The bill would require the DHS CIO to submit a report to the House and Senate oversight committees that details the number of IT systems, an assessment of the number of systems that are duplicative, and a strategy for reducing the redundant systems and how much cost savings or cost avoidance is possible.

DHS IT duplication is not a new issue. Former DHS Secretary Janet Napolitano set up efficiency review boards to address this and similar issues.

From that, former DHS CIO Richard Spires and current CIO Luke McCormack have been taking specific actions to reduce the IT overlap.

Spires, for example, consolidated DHS data centers down to two and offered a series of services, including email-as-a-service, storage-as-a-service and computing-as-a-service.

McCormack is continuing many of those initiatives. He said at the recent AFCEA Homeland Security Conference that DHS is making progress to reduce the number of its learning management systems under its HR IT initiative. DHS found components are managing more than 130 human-resources systems, including more than nine learning management systems on a daily basis.

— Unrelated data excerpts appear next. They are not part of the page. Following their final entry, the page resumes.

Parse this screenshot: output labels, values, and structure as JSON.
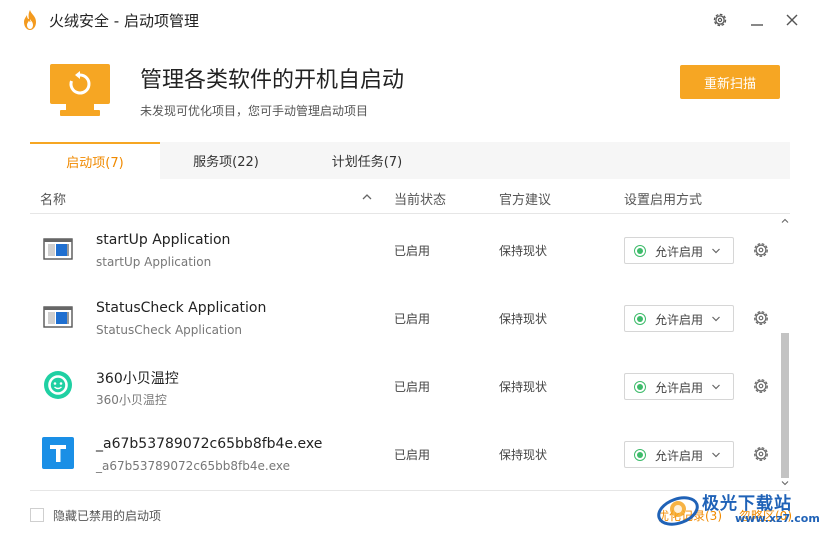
{
  "window": {
    "title": "火绒安全 - 启动项管理"
  },
  "header": {
    "title": "管理各类软件的开机自启动",
    "subtitle": "未发现可优化项目，您可手动管理启动项目",
    "rescan_label": "重新扫描"
  },
  "tabs": [
    {
      "label": "启动项(7)",
      "active": true
    },
    {
      "label": "服务项(22)",
      "active": false
    },
    {
      "label": "计划任务(7)",
      "active": false
    }
  ],
  "table": {
    "columns": [
      "名称",
      "当前状态",
      "官方建议",
      "设置启用方式"
    ],
    "rows": [
      {
        "name": "startUp Application",
        "sub": "startUp Application",
        "status": "已启用",
        "advice": "保持现状",
        "mode": "允许启用",
        "icon": "window-app-icon"
      },
      {
        "name": "StatusCheck Application",
        "sub": "StatusCheck Application",
        "status": "已启用",
        "advice": "保持现状",
        "mode": "允许启用",
        "icon": "window-app-icon"
      },
      {
        "name": "360小贝温控",
        "sub": "360小贝温控",
        "status": "已启用",
        "advice": "保持现状",
        "mode": "允许启用",
        "icon": "360-temp-icon"
      },
      {
        "name": "_a67b53789072c65bb8fb4e.exe",
        "sub": "_a67b53789072c65bb8fb4e.exe",
        "status": "已启用",
        "advice": "保持现状",
        "mode": "允许启用",
        "icon": "t-app-icon"
      }
    ]
  },
  "footer": {
    "hide_disabled_label": "隐藏已禁用的启动项",
    "optimize_record": "优化记录(3)",
    "ignore_zone": "忽略区(0)"
  },
  "watermark": {
    "line1": "极光下载站",
    "line2": "www.xz7.com"
  },
  "colors": {
    "accent": "#f6a623",
    "accent_text": "#f08a00",
    "enabled_green": "#3dbb6a",
    "scrollbar": "#c3c3c3"
  }
}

“We actually have gone to initial operating capability with [the learning management system] and that has been in place for some time. We have the capability up and running so we are going through the process of starting to migrate the various components to that end-state configuration,” McCormack said in a recent interview. “We will get the learning management and then the performance management under our belt, and then we will go back through the architecture and look at where our next set of opportunities are.”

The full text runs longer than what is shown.